Canadian millwork manufacturer

Loewen is a Canadian manufacturer of wood window and door systems for residential and light commercial applications. The company uses Douglas fir and mahogany in its products. As of 2025, it had a network of several hundred dealers across North America and employed approximately 700 people.

==History==
Loewen was founded in 1905 by Cornelius Toews Loewen in Steinbach, Manitoba, as Loewen Millwork. Early products included church pews and beekeeping equipment. From the 1930s through the 1940s the company shifted to manufacturing pre-built windows and doors to supply the post-war boom in housing construction.
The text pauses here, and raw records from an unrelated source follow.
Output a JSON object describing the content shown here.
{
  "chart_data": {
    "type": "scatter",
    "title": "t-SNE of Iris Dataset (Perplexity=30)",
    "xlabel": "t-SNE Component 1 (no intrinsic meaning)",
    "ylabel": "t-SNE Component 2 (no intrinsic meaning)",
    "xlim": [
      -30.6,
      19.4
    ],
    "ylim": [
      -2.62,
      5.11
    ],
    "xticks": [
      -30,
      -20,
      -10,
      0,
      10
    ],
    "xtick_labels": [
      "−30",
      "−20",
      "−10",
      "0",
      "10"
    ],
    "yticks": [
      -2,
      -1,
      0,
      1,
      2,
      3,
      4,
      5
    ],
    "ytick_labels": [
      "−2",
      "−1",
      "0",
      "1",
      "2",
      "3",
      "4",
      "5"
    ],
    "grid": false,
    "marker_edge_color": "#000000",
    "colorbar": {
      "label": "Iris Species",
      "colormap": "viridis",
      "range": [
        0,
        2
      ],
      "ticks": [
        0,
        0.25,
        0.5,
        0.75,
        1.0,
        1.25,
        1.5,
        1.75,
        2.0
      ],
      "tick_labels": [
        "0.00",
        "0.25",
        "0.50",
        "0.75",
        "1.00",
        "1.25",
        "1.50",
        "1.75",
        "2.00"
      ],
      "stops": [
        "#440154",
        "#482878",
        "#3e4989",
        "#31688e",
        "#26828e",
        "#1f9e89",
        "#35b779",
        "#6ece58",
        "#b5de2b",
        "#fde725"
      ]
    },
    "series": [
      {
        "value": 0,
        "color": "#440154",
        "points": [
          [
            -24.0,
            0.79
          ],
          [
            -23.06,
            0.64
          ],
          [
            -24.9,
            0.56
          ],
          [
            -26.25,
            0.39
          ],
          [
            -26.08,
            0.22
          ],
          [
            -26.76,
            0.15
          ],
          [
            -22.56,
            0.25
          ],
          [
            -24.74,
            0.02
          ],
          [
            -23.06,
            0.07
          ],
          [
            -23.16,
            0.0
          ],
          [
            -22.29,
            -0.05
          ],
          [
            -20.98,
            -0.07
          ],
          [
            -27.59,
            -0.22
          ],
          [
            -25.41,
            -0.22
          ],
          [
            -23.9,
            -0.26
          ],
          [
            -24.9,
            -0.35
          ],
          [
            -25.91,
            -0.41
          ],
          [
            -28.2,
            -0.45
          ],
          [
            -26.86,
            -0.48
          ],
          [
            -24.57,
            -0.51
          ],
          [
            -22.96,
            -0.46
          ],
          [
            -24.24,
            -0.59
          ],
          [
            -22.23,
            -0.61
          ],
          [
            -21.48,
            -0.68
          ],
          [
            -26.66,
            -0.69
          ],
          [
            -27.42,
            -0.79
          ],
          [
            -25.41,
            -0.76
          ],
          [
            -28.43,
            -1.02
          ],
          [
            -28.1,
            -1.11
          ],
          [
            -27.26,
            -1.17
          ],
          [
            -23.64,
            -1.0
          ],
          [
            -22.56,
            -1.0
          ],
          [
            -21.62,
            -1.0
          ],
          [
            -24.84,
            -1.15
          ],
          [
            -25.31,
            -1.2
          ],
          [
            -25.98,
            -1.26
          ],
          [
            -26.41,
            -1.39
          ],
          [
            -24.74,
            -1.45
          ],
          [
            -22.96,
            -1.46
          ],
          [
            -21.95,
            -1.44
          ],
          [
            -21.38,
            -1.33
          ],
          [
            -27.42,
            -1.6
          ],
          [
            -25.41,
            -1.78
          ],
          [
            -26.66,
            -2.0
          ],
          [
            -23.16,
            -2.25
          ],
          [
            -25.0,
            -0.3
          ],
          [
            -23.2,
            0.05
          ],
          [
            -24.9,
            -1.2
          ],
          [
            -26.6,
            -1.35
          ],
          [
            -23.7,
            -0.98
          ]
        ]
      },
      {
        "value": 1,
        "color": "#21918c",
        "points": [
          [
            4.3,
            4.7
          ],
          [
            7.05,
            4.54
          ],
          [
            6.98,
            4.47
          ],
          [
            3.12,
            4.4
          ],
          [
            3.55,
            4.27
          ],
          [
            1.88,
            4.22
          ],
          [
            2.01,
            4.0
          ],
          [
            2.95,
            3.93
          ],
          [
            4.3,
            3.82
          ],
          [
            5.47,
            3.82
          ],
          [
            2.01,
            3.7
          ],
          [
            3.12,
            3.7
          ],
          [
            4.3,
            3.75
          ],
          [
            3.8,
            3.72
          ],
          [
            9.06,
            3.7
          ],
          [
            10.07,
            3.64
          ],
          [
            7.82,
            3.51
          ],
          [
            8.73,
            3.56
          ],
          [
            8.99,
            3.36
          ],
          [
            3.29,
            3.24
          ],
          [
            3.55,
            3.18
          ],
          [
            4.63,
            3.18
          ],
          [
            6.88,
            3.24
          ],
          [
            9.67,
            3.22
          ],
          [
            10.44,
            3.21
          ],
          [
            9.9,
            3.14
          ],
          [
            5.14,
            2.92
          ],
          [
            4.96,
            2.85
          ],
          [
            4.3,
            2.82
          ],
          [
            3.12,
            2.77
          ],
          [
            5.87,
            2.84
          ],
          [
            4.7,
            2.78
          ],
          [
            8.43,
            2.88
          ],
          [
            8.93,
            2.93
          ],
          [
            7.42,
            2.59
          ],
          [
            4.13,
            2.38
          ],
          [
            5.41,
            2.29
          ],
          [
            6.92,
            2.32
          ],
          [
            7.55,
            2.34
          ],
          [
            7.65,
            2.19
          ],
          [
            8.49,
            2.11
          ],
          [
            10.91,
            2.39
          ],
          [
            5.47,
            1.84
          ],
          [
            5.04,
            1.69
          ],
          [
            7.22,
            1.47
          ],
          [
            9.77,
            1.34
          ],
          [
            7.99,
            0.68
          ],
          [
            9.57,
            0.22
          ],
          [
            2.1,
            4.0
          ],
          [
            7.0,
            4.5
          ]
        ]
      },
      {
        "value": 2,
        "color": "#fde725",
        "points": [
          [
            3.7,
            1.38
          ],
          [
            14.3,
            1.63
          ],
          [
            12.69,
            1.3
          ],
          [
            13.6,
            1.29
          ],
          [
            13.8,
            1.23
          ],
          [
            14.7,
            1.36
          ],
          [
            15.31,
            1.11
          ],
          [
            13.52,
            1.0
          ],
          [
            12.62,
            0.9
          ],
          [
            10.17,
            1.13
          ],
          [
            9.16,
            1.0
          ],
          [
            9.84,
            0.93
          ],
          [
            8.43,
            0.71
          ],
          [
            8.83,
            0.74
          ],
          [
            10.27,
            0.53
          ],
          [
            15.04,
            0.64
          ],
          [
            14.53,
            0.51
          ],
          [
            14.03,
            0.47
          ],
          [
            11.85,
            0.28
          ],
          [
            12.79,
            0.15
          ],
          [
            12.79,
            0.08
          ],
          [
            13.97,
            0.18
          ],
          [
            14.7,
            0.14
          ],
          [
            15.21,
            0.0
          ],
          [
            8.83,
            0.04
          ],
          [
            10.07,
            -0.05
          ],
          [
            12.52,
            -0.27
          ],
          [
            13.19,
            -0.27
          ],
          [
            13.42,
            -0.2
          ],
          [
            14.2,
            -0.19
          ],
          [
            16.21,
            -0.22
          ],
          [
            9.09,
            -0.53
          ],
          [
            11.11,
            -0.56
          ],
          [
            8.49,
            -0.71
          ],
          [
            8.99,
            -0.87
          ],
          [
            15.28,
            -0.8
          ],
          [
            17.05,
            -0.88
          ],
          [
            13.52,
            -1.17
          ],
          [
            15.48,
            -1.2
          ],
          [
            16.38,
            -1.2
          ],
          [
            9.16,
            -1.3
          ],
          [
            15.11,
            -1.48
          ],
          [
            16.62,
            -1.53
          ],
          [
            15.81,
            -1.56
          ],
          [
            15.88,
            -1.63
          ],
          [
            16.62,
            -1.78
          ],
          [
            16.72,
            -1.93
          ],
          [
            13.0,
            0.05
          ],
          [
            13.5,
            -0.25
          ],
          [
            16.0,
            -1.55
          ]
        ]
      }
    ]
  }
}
In the 1990s, Loewen expanded into the United States and became a supplier of custom wood windows and doors. Following the 2008 financial crisis, Loewen Windows lost 90% of its business and was forced to cut the employees from 1,700 down to 500. In 2010, the business was sold from the local Loewen family to VKR Holding A/S, an investment company based in Denmark. A few years later, the company was purchased back from VKR Holding A/S by brothers Clyde and Charles Loewen in 2013, with support from other investors. The window manufacturer continued to sustain itself despite additional economic troubles during the COVID-19 pandemic and the tariffs enacted by Donald Trump on Canada in 2025. As of 2025, Loewen Windows exports approximately 85% of its products to the United States, making it vulnerable to economic conditions there.